= Miroljub Stanković =

Serbian politician

Miroljub Stanković (Мирољуб Станковић; 19 July 1946 – 22 July 2017) was a politician in Serbia. He served in the National Assembly of Serbia as a member of the Party of United Pensioners of Serbia (PUPS) from 2014 until his death.

==Private career==
Stanković worked in the Serbian police force and at the Educational Correctional Centre at Kruševac.

==Political career==
Stanković joined the PUPS on its formation in 2005 and served on its main board from then until his death. He also became president of the party's municipal organization in Niš in 2010 and was later a party vice-president.

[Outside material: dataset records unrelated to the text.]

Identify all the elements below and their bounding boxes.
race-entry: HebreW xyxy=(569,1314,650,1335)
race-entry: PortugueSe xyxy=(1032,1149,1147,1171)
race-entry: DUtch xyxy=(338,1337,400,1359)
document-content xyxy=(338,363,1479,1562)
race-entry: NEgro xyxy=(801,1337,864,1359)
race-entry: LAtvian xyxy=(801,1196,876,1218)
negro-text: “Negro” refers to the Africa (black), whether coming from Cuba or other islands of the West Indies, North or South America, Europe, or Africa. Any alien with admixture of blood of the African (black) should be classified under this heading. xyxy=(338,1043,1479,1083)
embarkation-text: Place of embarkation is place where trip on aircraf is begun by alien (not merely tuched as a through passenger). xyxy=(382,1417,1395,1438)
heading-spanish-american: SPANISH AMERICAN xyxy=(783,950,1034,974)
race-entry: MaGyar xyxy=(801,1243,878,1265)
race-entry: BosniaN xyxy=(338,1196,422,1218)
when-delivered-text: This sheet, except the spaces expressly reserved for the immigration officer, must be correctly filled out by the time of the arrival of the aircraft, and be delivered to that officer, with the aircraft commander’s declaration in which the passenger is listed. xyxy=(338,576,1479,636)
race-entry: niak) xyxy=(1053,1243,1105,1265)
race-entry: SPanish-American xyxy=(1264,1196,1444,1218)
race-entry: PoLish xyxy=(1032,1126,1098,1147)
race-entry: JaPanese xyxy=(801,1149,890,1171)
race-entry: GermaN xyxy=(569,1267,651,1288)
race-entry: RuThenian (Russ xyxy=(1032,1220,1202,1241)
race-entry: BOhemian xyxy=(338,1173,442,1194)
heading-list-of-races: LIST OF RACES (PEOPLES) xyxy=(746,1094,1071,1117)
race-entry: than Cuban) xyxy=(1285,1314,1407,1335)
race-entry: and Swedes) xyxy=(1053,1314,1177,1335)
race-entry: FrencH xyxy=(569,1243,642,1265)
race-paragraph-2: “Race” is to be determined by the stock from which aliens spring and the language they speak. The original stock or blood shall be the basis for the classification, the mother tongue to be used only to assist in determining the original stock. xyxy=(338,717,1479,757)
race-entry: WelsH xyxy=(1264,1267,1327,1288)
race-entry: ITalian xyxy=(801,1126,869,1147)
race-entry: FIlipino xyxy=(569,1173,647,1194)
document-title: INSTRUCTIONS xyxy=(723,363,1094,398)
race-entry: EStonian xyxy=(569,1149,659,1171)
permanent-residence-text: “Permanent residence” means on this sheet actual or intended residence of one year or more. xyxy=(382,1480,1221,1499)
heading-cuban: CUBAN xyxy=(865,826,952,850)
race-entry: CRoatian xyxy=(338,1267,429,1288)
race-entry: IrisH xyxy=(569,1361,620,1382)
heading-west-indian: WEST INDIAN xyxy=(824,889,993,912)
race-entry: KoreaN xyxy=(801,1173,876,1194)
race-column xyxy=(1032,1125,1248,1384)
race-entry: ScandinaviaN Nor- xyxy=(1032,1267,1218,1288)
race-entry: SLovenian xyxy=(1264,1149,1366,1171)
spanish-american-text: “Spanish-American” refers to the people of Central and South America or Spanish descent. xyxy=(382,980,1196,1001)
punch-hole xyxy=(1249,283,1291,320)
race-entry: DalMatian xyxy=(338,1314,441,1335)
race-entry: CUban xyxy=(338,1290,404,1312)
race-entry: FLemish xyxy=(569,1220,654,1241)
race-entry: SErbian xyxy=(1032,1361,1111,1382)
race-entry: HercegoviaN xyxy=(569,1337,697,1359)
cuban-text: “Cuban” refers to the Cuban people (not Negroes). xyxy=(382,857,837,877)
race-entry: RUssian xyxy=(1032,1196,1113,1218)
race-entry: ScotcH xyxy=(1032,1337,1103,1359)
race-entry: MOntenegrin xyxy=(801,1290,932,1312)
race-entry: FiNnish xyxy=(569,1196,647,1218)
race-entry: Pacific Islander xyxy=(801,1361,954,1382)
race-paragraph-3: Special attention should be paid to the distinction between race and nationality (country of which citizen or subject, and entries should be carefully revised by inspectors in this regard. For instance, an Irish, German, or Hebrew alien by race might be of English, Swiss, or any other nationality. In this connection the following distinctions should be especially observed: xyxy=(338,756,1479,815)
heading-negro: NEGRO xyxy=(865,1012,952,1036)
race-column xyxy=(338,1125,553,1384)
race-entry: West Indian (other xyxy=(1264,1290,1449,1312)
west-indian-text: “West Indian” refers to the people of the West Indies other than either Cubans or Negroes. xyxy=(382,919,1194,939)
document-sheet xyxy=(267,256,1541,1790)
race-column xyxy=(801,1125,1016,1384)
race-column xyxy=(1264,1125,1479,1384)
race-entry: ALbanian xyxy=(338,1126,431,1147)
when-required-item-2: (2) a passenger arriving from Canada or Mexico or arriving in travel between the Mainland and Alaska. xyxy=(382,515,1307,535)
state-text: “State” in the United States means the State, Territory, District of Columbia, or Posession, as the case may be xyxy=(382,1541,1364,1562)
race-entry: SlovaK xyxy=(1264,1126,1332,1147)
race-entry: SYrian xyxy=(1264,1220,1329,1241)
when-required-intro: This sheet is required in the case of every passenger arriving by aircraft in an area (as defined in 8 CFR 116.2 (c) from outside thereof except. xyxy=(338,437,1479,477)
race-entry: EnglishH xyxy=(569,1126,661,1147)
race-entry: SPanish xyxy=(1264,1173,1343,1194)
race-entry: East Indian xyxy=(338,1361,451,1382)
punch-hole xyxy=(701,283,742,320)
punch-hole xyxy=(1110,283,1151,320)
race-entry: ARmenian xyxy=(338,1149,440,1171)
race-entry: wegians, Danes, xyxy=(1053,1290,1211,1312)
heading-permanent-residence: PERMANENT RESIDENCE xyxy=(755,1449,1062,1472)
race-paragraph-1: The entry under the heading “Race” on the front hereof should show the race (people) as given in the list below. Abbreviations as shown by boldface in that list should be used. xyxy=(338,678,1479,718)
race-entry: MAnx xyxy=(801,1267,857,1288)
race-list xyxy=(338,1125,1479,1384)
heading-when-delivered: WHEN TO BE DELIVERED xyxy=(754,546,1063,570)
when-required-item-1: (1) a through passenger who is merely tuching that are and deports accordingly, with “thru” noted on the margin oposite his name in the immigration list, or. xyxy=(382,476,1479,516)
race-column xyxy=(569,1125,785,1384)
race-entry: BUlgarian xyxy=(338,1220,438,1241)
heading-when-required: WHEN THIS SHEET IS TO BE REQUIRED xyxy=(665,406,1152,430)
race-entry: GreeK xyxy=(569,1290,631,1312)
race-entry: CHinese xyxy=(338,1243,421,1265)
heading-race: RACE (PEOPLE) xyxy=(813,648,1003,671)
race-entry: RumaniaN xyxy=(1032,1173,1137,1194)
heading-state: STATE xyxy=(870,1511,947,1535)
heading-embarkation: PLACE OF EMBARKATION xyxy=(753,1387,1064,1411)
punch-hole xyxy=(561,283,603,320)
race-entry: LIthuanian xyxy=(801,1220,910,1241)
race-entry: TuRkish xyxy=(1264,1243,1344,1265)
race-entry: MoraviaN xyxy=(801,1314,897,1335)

The PUPS was aligned with the Socialist Party of Serbia from 2008 to 2016 and fielded candidates on its electoral lists during this period. Stanković was awarded the thirty-fourth position on the Socialist-led list in the 2014 Serbian parliamentary election and was elected when the list won forty-four mandates. The Socialists participated in the coalition government that was formed after the election, and the PUPS provided support for the administration in the assembly. For the 2016 Serbian parliamentary election, the PUPS formed a new electoral alliance with the Serbian Progressive Party. Stanković received the 100th position and was re-elected when the list won a majority victory with 131 out of 250 mandates.

Stanković served on the assembly committee on Kosovo and Metohija. He had one of the best attendance records in the assembly but only spoke once, in October 2014, when he complained about the lack of heat in the assembly room.